New York Times memanfaatkan teknologi sebagai jalur distribusi atas kontennya, demikian juga Washington Post yang menarik Amazon untuk menangani teknologi distribusi kontennya. Hasilnya, New York Times dapat meningkatkan jumlah pelanggannya, Washington Post yang nyaris bangkrut 2-3 tahun lalu pun kini berkembang besar.
——Beragam media cetak yang masih hadir di Indonesia di tengah persaingan arus informasi di era digital.
Upaya lainnya, kolaborasi media massa dengan platform media digital dengan sharing yang lebih adil. Jika kolaborasi ini dapat dilakukan, akan terbangun ekosistem yang ideal karena media massa menguasai produksi konten, sedangkan platform digital global menguasai distribusi kontennya.

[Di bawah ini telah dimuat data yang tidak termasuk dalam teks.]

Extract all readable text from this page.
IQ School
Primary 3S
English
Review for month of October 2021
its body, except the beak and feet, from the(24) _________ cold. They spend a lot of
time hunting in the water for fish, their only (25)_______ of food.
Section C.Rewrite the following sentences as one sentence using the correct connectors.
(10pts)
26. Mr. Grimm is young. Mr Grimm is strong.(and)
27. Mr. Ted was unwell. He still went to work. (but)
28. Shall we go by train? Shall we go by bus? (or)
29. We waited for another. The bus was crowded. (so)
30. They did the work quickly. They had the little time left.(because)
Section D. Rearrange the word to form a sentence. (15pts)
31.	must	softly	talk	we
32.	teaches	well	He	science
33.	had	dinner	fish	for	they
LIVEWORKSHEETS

Namun jika mengacu pernyataan Direktur Pelaksana Google Australia, Melanie Silva, tidak mudah membangun kolaborasi dengan platform digital global. Silva mengatakan, posisi Google tidak berfokus pada membayar konten, tetapi pada bagaimana raksasa pencarian ini dapat menambah nilai bagi perusahaan media dengan mengirimkan lalu lintas konten dengan cara mereka.

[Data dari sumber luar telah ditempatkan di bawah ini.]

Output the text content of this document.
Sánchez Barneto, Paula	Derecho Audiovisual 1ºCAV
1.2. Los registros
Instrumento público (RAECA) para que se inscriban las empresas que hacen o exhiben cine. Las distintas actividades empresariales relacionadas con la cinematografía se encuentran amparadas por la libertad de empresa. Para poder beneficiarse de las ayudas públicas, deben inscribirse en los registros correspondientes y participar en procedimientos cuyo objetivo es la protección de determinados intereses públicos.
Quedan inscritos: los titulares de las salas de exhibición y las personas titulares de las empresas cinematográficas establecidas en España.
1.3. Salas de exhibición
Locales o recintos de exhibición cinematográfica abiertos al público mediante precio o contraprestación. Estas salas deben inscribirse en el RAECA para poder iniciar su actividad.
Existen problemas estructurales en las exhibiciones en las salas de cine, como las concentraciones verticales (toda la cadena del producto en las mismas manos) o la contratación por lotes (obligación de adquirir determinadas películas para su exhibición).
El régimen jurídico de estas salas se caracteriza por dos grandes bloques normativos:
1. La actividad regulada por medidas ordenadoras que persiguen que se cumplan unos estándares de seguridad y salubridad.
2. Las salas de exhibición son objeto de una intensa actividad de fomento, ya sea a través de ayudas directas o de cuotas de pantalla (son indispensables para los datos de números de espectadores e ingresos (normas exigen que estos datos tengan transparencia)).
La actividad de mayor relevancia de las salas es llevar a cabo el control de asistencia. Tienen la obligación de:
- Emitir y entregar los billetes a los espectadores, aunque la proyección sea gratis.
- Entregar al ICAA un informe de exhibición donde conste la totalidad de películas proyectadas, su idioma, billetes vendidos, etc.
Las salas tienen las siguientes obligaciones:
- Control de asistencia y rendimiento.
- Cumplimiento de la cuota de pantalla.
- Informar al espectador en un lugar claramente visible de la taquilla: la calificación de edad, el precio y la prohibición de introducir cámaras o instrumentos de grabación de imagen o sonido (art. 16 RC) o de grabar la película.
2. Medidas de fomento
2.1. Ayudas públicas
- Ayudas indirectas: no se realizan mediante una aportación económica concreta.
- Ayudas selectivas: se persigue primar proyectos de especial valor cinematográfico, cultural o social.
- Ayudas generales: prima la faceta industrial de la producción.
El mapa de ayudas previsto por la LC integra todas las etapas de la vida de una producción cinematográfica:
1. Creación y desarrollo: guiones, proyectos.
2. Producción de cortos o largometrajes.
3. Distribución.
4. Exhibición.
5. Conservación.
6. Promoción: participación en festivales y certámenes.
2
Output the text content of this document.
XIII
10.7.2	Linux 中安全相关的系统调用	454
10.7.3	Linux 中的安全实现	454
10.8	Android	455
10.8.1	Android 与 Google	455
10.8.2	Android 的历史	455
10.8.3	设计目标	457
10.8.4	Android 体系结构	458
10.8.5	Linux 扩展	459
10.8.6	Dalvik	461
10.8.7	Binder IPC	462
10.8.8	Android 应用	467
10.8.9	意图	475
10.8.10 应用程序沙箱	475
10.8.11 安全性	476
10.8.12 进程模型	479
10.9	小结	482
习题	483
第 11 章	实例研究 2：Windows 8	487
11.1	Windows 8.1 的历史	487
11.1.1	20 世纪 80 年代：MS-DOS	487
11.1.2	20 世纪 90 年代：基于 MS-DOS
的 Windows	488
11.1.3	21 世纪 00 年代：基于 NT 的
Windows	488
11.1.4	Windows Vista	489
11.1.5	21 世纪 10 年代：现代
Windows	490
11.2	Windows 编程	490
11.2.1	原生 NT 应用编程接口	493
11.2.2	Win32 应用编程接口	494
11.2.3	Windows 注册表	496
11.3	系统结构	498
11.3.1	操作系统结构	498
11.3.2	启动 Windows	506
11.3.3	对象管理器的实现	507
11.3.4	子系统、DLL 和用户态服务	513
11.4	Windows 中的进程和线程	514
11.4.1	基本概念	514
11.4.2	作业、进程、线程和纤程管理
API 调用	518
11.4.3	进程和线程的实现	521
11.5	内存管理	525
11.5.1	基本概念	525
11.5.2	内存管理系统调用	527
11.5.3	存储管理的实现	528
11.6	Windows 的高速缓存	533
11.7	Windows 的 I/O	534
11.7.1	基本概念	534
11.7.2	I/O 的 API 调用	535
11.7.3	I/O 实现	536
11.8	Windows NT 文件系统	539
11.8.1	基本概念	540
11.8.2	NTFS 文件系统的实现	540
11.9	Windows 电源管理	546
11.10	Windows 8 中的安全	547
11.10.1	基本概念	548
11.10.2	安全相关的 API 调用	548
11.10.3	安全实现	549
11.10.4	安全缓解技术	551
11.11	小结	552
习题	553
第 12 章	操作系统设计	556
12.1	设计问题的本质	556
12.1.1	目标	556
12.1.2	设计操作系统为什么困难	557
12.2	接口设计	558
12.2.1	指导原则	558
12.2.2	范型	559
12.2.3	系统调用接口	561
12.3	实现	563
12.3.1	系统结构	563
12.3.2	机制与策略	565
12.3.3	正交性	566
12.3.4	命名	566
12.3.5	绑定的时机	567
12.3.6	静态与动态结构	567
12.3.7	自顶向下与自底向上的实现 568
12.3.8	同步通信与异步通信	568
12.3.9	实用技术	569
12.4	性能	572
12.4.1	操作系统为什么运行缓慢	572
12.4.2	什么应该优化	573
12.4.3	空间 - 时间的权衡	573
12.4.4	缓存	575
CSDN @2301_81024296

Peluang besar, kata Wenseslaus, kolaborasi dengan industri lokal yang menguasai jalur distribusi, dan dalam konteks Indonesia adalah Telkom yang menguasai teknologi distribusi konten. Kolaborasi tengah dibangun. Mengacu sistem kerja platform digital global, Telkom bisa menjadi pengumpul (pool) iklan yang kemudian didistribusikan ke media massa dengan porsi sesuai konten jurnalistik yang didistribusikan melalui Telkom.
Aturan main yang adil dan transparan akan menciptakan ekosistem baru yang lebih adil juga bagi media massa. Menjaga bisnis media massa berarti juga menjaga ruang publik dan demokrasi.